Я прошу слушателей записывать, с чем они не согласны, а потом выступить. Бурлаку между тем откашливается, набираясь духу. Проводит рукой по волосам. Снова откашливается и уже увереннее продолжает:

— Все народы идут по ленинскому пути. Вступил на этот путь и китайский народ…

— Товарищ Бурлаку, вы прочли в журнале «Большевик» две статьи, которые я рекомендовал?

— А разве без них, Степан Антонович, нельзя знать историю нашей партии?

Это уже не первый раз Бурлаку не готовится к семинару. Но он искренне убежден, что все и так знает, что к нему зря придираются.

— Кто может ответить на поставленный мной вопрос?

— Разрешите мне, Степан Антонович. — Оня Патриники, словно школьник, поднимает руку.

— Пожалуйста! — Я ловлю на себе взгляд раздосадованного Бурлаку: не дают говорить, а потом еще обвиняют.

Оня Патриники открывает тетрадь. Отвечая, он обращается лично ко мне, будто в классе никого больше нет. Простым крестьянским языком излагает он мысли Ленина о буржуазно-демократическом характере революции 1905 года, о пролетариате и крестьянстве, как движущих силах ее и о руководстве рабочего класса.
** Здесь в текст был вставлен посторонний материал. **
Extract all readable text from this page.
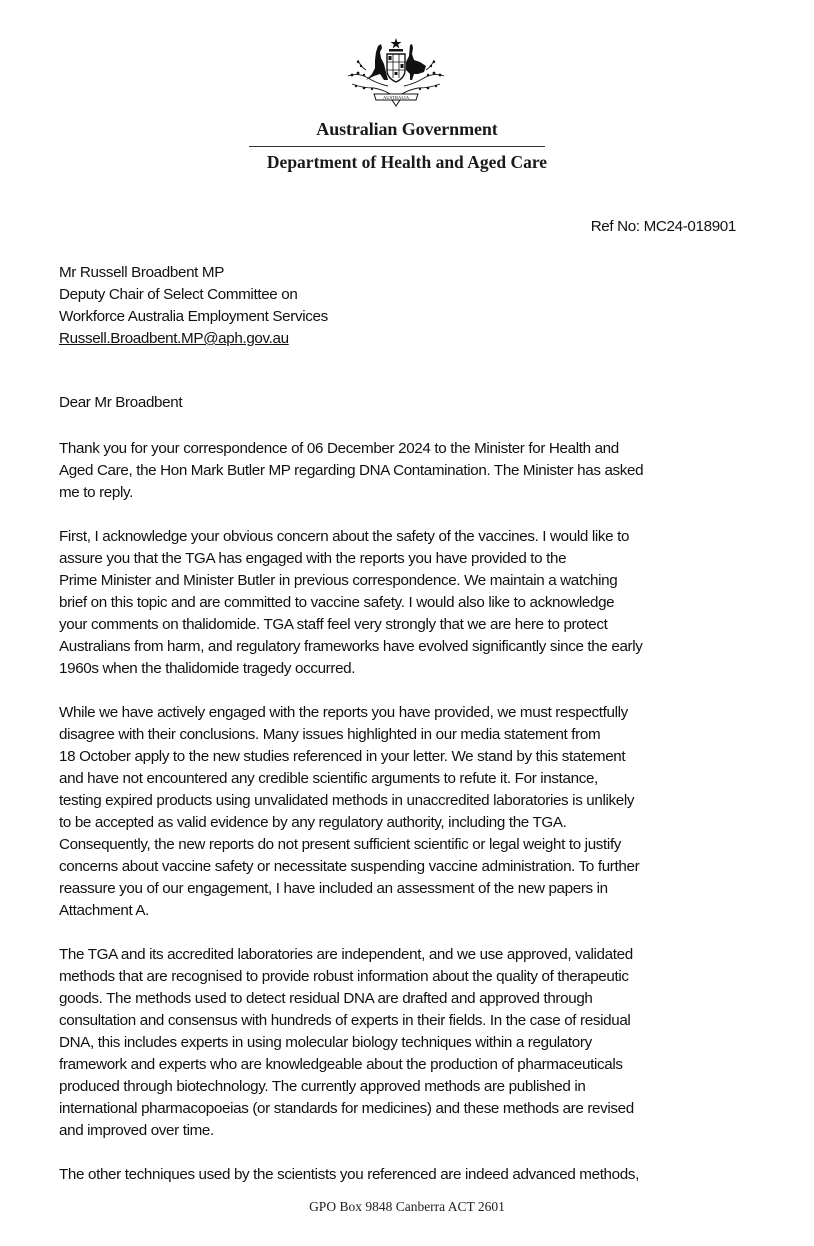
AUSTRALIA
Australian Government
Department of Health and Aged Care
Ref No: MC24-018901
Mr Russell Broadbent MP
Deputy Chair of Select Committee on
Workforce Australia Employment Services
Russell.Broadbent.MP@aph.gov.au
Dear Mr Broadbent
Thank you for your correspondence of 06 December 2024 to the Minister for Health and
Aged Care, the Hon Mark Butler MP regarding DNA Contamination. The Minister has asked
me to reply.
First, I acknowledge your obvious concern about the safety of the vaccines. I would like to
assure you that the TGA has engaged with the reports you have provided to the
Prime Minister and Minister Butler in previous correspondence. We maintain a watching
brief on this topic and are committed to vaccine safety. I would also like to acknowledge
your comments on thalidomide. TGA staff feel very strongly that we are here to protect
Australians from harm, and regulatory frameworks have evolved significantly since the early
1960s when the thalidomide tragedy occurred.
While we have actively engaged with the reports you have provided, we must respectfully
disagree with their conclusions. Many issues highlighted in our media statement from
18 October apply to the new studies referenced in your letter. We stand by this statement
and have not encountered any credible scientific arguments to refute it. For instance,
testing expired products using unvalidated methods in unaccredited laboratories is unlikely
to be accepted as valid evidence by any regulatory authority, including the TGA.
Consequently, the new reports do not present sufficient scientific or legal weight to justify
concerns about vaccine safety or necessitate suspending vaccine administration. To further
reassure you of our engagement, I have included an assessment of the new papers in
Attachment A.
The TGA and its accredited laboratories are independent, and we use approved, validated
methods that are recognised to provide robust information about the quality of therapeutic
goods. The methods used to detect residual DNA are drafted and approved through
consultation and consensus with hundreds of experts in their fields. In the case of residual
DNA, this includes experts in using molecular biology techniques within a regulatory
framework and experts who are knowledgeable about the production of pharmaceuticals
produced through biotechnology. The currently approved methods are published in
international pharmacopoeias (or standards for medicines) and these methods are revised
and improved over time.
The other techniques used by the scientists you referenced are indeed advanced methods,
GPO Box 9848 Canberra ACT 2601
Такая же революция произошла и в Китае, — говорит Оня Патриники, — только там она была еще и антиимпериалистической. А товарищ Сталин в 1926 году уже предвидел, какой будет китайская революция. Патриники цитирует Мао Цзедуна и анализирует народно-демократический характер государственного режима в Китае…

Владимиру Ивановичу не сидится: он то снимает и надевает очки, то привстает со своего места от волнения. Трудно поверить, что это тот самый Оня Патриники, который так недавно учился у него в кружке ликвидации безграмотности. Вот так штука! Говорит, как пропагандист! Правда, местами немного запинается, но мыслит ясно, правильно. Видно, что в политике он силен. Как же Владимиру Ивановичу не гордиться таким учеником!

Видите, дорогой товарищ Бурлаку, Оня знает больше вас. Потому что интересуется. Сколько раз в течение одной этой недели он обращался ко мне с самыми разнообразными вопросами. А вы?

Но мы еще с вами потолкуем.


После семинара прошу Бурлаку остаться. Он садится на стул, принимает независимую позу, закуривает папиросу. Но я все же чувствую, что ему неловко. Он, конечно, догадывается, зачем я задержал его.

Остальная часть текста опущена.